FIG. 1 is a block diagram showing the configuration of an RF pulse transmitter for carrying out the method of the present invention, FIG. 2 is a block diagram showing the configuration of the high-frequency generator circuit shown in FIG. 1, and FIG. 3 is a block diagram showing the configuration of a magnetic resonance imaging apparatus. FIG. 4 is an explanatory diagram of a pulse sequence of the magnetic resonance imaging apparatus, FIG. 5 is an explanatory diagram showing the arrangement of the tomographic planes obtained, and FIG. 6 is an explanatory diagram showing the mutual relationship of the tomographic planes from which MR signals are to be obtained. FIG. 7 is a block diagram showing a modification of the high-frequency generation circuit, FIG. 8 is an external perspective view showing the positions of the subject P and the tomographic plane, and FIG. 9 is a timing chart showing a multi-slice pulse sequence. is there.
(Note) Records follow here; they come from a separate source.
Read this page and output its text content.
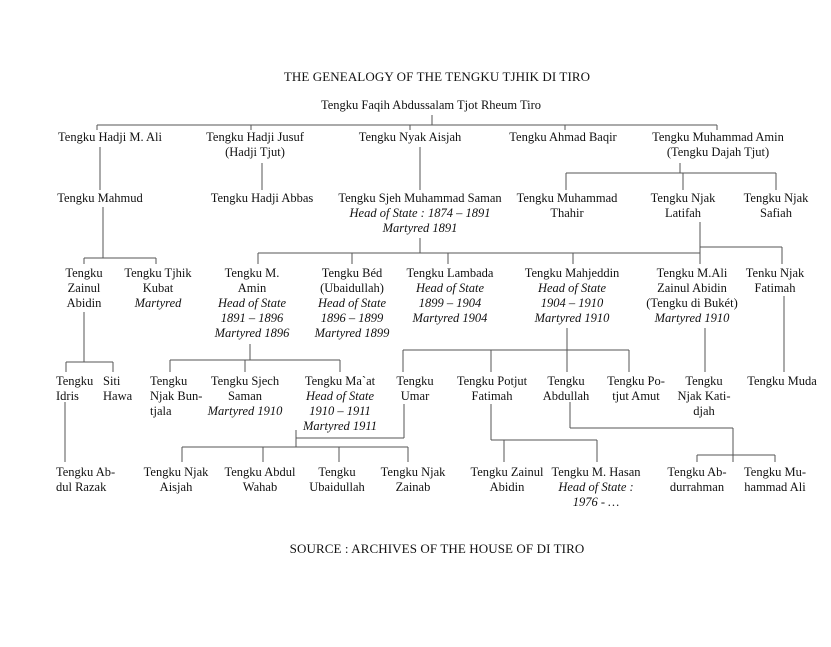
THE GENEALOGY OF THE TENGKU TJHIK DI TIRO
SOURCE : ARCHIVES OF THE HOUSE OF DI TIRO
Tengku Faqih Abdussalam Tjot Rheum Tiro
Tengku Hadji M. Ali	Tengku Hadji Jusuf
(Hadji Tjut)
Tengku Nyak Aisjah	Tengku Ahmad Baqir	Tengku Muhammad Amin
(Tengku Dajah Tjut)
Tengku Mahmud	Tengku Hadji Abbas Tengku Sjeh Muhammad Saman
Head of State : 1874 – 1891
Martyred 1891
Tengku Muhammad
Thahir
Tengku Njak
Latifah
Tengku Njak
Safiah
Tengku
Zainul
Abidin
Tengku Tjhik
Kubat
Martyred
Tengku M.
Amin
Head of State
1891 – 1896
Martyred 1896
Tengku Béd
(Ubaidullah)
Head of State
1896 – 1899
Martyred 1899
Tengku Lambada
Head of State
1899 – 1904
Martyred 1904
Tengku Mahjeddin
Head of State
1904 – 1910
Martyred 1910
Tengku M.Ali
Zainul Abidin
(Tengku di Bukét)
Martyred 1910
Tenku Njak
Fatimah
Tengku
Idris
Siti
Hawa
Tengku
Njak Bun-
tjala
Tengku Sjech
Saman
Martyred 1910
Tengku Ma`at
Head of State
1910 – 1911
Martyred 1911
Tengku
Umar
Tengku Potjut
Fatimah
Tengku
Abdullah
Tengku Po-
tjut Amut
Tengku
Njak Kati-
djah
Tengku Muda
Tengku Ab-
dul Razak
Tengku Njak
Aisjah
Tengku Abdul
Wahab
Tengku
Ubaidullah
Tengku Njak
Zainab
Tengku Zainul
Abidin
Tengku M. Hasan
Head of State :
1976 - …
Tengku Ab-
durrahman
Tengku Mu-
hammad Ali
G _z …… Gradient magnetic field, Δω ₁ , Δω ₂ …… Modulated wave.

Claims (2)

[Claims] 1. An RF pulse containing two frequency components is applied to a subject placed in a static magnetic field, and after the application of the RF pulse, a phase between spins of two excited tomographic planes specified by the frequency. A pulse sequence method in MRI, wherein MR signals are acquired while applying a gradient magnetic field for reading after applying a gradient magnetic field that makes the difference. 2. The pulse sequence method in MRI according to claim 1, wherein each tomographic plane specified by the frequency has a phase difference of π / 2 between spins.